Lo stress da lavoro non è una novità, ma oggi ha un nome più specifico: “sindrome del corridoio”, una condizione di esaurimento mentale e distacco emotivo dal proprio lavoro che colpisce milioni di italiani. Secondo il Rapporto Censis-Eudaimon sul welfare aziendale, il 31,8% dei lavoratori sperimenta burnout, alienazione e sensazioni negative legate al proprio impiego.
Ma cosa significa esattamente soffrire di questa sindrome? E soprattutto, come si può combatterla?
Cos’è la sindrome del corridoio?
Immagina di camminare per i corridoi dell’ufficio con la testa piena di pensieri negativi, sentendoti disconnesso dal lavoro e svuotato di energia. La tua mente è in un limbo costante tra stress lavorativo e problemi personali, senza mai trovare pace.
La ricerca rivela che:
- Il 25,7% dei lavoratori si porta i problemi da casa in ufficio (e viceversa).
- Il 41% dei giovani è più vulnerabile a questa condizione.
- Anche il 34,9% degli adulti e il 33,7% degli over 55 ne soffrono.
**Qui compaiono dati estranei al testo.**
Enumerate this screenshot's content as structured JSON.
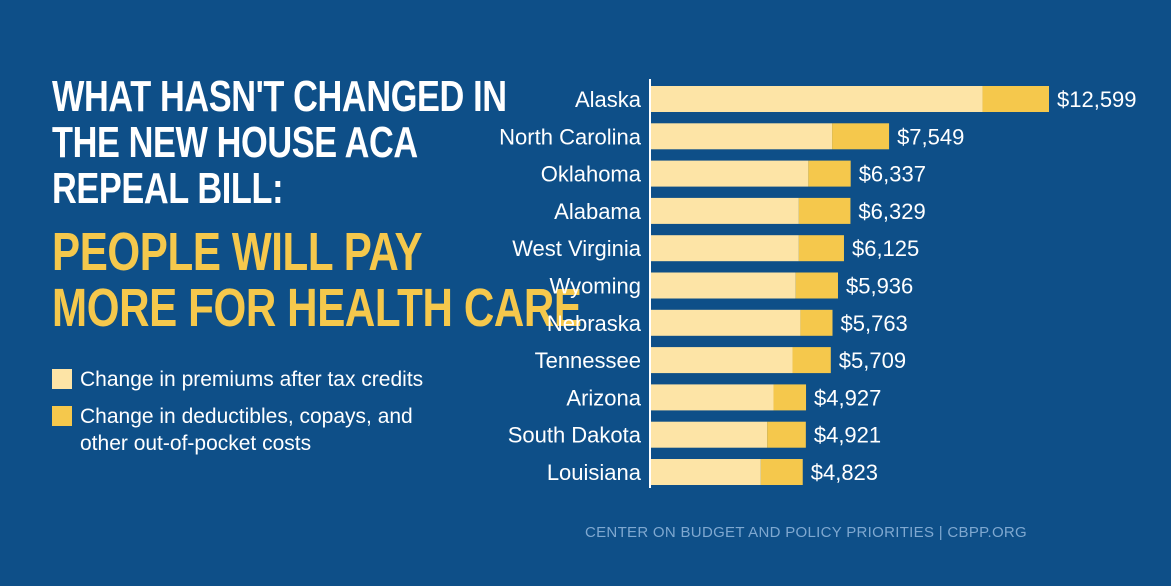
{
  "headline": {
    "line1": "WHAT HASN'T CHANGED IN",
    "line2": "THE NEW HOUSE ACA",
    "line3": "REPEAL BILL:",
    "emphasis1": "PEOPLE WILL PAY",
    "emphasis2": "MORE FOR HEALTH CARE"
  },
  "legend": {
    "premiums": "Change in premiums after tax credits",
    "deductibles": "Change in deductibles, copays, and other out-of-pocket costs"
  },
  "source": "CENTER ON BUDGET AND POLICY PRIORITIES | CBPP.ORG",
  "colors": {
    "background": "#0e4f88",
    "premiums": "#fde4a6",
    "deductibles": "#f5c84c",
    "axis": "#ffffff"
  },
  "chart_data": {
    "type": "bar",
    "orientation": "horizontal",
    "stacked": true,
    "categories": [
      "Alaska",
      "North Carolina",
      "Oklahoma",
      "Alabama",
      "West Virginia",
      "Wyoming",
      "Nebraska",
      "Tennessee",
      "Arizona",
      "South Dakota",
      "Louisiana"
    ],
    "series": [
      {
        "name": "Change in premiums after tax credits",
        "values": [
          10500,
          5750,
          5000,
          4700,
          4700,
          4600,
          4750,
          4500,
          3900,
          3700,
          3500
        ]
      },
      {
        "name": "Change in deductibles, copays, and other out-of-pocket costs",
        "values": [
          2099,
          1799,
          1337,
          1629,
          1425,
          1336,
          1013,
          1209,
          1027,
          1221,
          1323
        ]
      }
    ],
    "totals": [
      12599,
      7549,
      6337,
      6329,
      6125,
      5936,
      5763,
      5709,
      4927,
      4921,
      4823
    ],
    "total_labels": [
      "$12,599",
      "$7,549",
      "$6,337",
      "$6,329",
      "$6,125",
      "$5,936",
      "$5,763",
      "$5,709",
      "$4,927",
      "$4,921",
      "$4,823"
    ],
    "xlim": [
      0,
      12599
    ],
    "grid": false,
    "legend_position": "left"
  }
}
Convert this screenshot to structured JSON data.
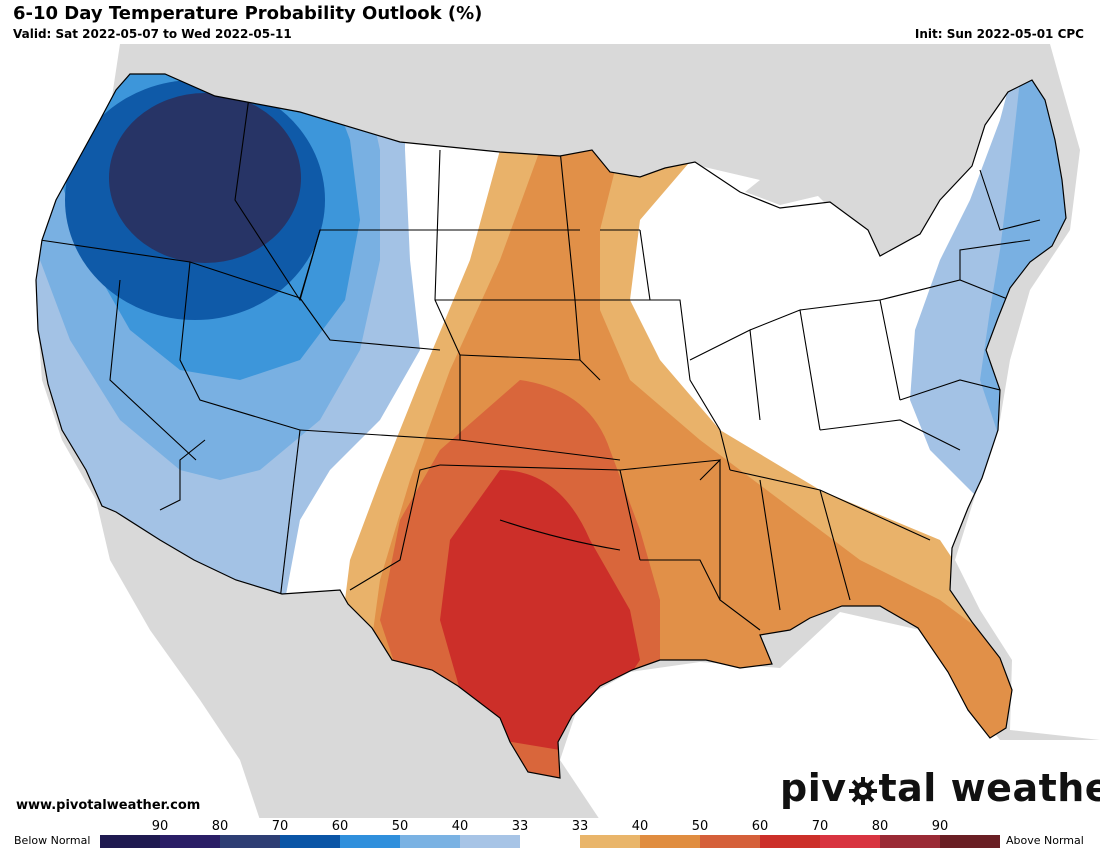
{
  "header": {
    "title": "6-10 Day Temperature Probability Outlook (%)",
    "valid": "Valid: Sat 2022-05-07 to Wed 2022-05-11",
    "init": "Init: Sun 2022-05-01 CPC"
  },
  "footer": {
    "website": "www.pivotalweather.com",
    "brand_before": "piv",
    "brand_after": "tal weather"
  },
  "legend": {
    "below_label": "Below Normal",
    "above_label": "Above Normal",
    "tick_labels": [
      "90",
      "80",
      "70",
      "60",
      "50",
      "40",
      "33",
      "33",
      "40",
      "50",
      "60",
      "70",
      "80",
      "90"
    ],
    "colors": [
      "#1f1a50",
      "#2a1e66",
      "#2e3e74",
      "#0a55a6",
      "#2f8fdc",
      "#7ab2e3",
      "#a7c4e6",
      "#ffffff",
      "#e9b56a",
      "#e08d40",
      "#d5603a",
      "#cc2f29",
      "#d83440",
      "#9a2a35",
      "#6a1f24"
    ]
  },
  "map_colors": {
    "background": "#d9d9d9",
    "water": "#ffffff",
    "land": "#ffffff",
    "below_33": "#a3c2e5",
    "below_40": "#79b0e2",
    "below_50": "#3d96da",
    "below_60": "#0f5aa8",
    "below_70": "#273466",
    "above_33": "#e9b26a",
    "above_40": "#e19048",
    "above_50": "#d9663b",
    "above_60": "#cc2f29"
  }
}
In pratica, non è solo un problema di giovani precari o di impiegati prossimi alla pensione: questa sindrome colpisce tutti, dai dirigenti agli operai.
Come uscire dal Burnout? Le soluzioni cercate dai dipendenti
Il 63,5% dei lavoratori vorrebbe uno psicologo, mentre il 38,2% pensa che la meditazione possa aiutare. Ma la vera richiesta è più semplice: più tempo per sé stessi.
Ecco le priorità evidenziate dalla ricerca:
- 89,4% – Avere più tempo libero per le proprie passioni
- 86,2% – Trascorrere più tempo con amici e familiari
- 78,9% – Fare attività fisica
- 73,9% – Dedicarsi alla cultura
- 79% – Semplicemente riposare
La verità è che molti lavoratori, schiacciati tra ansie professionali e doveri familiari, sentono il bisogno di staccare e recuperare energie mentali.
Dalla “sindrome del corridoio” alla “sindrome del divano”?
Il problema è che, spesso, lo stress lavorativo non lascia spazio a soluzioni concrete. Si finisce per passare dal superlavoro all’immobilità totale, cercando rifugio nel riposo passivo. Ma la vera via d’uscita sta nel trovare un equilibrio sano tra lavoro e vita privata.
La domanda ora è: le aziende ascolteranno questa richiesta di benessere o continueranno a ignorarla?